Like your MLA or APA handbook, best practice is the guide to do it proper. They’d want me to use properly. But, go out on the street and ‘do it proper’ is a thing. There’s how we speak (vernacular, common forms) and how we formalize (style books, grammar classes, sentence diagrams). The two are usually at odds with each other in certain areas. I’m taking a linguist’s position here and observing phenomena, not saying what’s right or wrong about this. There’s loads of other places to learn to do it right.
But don’t languages have idioms, poetry, and other artistic forms?
People play with language. It’s what we do. We find what breaks it, what changes it, and what makes it tickle the ear. Jabberwocky is nonsense, but adheres to English rules and formalisms. It could fit within the language.
We break data viz too.
We make non-literal interpretations of data. This viz by Rody Zakovich required rigging the data to shape it – this pattern is created not from the data, but the intention around it.
What are the “words” of data visualization?
Charts would be like words or, in some cases, sentences. The marks (to steal Tableau terminology) are the lowest level of meaning. Going up, concepts are conveyed through dashboards or storypoints presentations. My primary focus is dashboards. Storypoints can use both charts and dashboards and is intended to be more guided. Dashboards are generally intended to be used without a guide.
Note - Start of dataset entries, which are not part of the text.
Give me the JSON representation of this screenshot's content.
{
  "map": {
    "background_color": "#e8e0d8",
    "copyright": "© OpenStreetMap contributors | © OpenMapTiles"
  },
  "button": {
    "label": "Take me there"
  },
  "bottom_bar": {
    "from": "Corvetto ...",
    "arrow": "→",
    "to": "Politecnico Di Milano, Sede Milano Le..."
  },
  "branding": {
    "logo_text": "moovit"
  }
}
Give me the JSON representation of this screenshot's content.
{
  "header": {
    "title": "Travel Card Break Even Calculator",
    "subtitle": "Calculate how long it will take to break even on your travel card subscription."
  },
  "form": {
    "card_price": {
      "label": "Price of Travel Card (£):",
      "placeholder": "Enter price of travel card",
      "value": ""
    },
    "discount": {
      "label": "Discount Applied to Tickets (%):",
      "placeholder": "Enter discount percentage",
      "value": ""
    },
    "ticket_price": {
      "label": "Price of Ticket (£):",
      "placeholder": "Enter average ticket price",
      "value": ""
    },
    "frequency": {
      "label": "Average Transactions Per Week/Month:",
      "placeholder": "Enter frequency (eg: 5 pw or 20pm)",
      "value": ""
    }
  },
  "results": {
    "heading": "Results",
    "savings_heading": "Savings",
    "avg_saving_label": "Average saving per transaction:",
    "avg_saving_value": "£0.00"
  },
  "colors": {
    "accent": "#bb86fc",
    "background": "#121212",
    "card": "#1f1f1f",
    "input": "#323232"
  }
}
If we use charts, it seems like we have a basic vocabulary. After all, how many charts are there? Does format affect it? I think so. We also sometimes combine charts in one – a table and bar chart – I’d call this compounding. The dimensions used affect it. A chart with 3 lines may be different linguistically than one with 4.
What about pre-attentive attributes?
We often describe things in the words we understand. Of the 2 concepts, linguistics is the most familiar to me. I feel like like there is a ton of overlap between the 2, but the linguistics model is specific to how I’ve studied dashboards, not charts. Charts and dashboards feed off each other and I think the same of Gestalt principles. The language model takes these and says they are inherent parts of grammar.
Do you really think this is a language?!
If it’s not, it’s close. It seems like to me to have language-like constructs. The #1 argument against it being a language is using it with each other. But, I can use a linguistic model to describe it, which is what helped me. If it helps you, great. If not, at least you can see some dashboards.
Side note: I used to keep a bag of marbles at a job. Sadly, between job changes and moves, I’ve quite literally lost my marbles. I’ll take any you have to spare.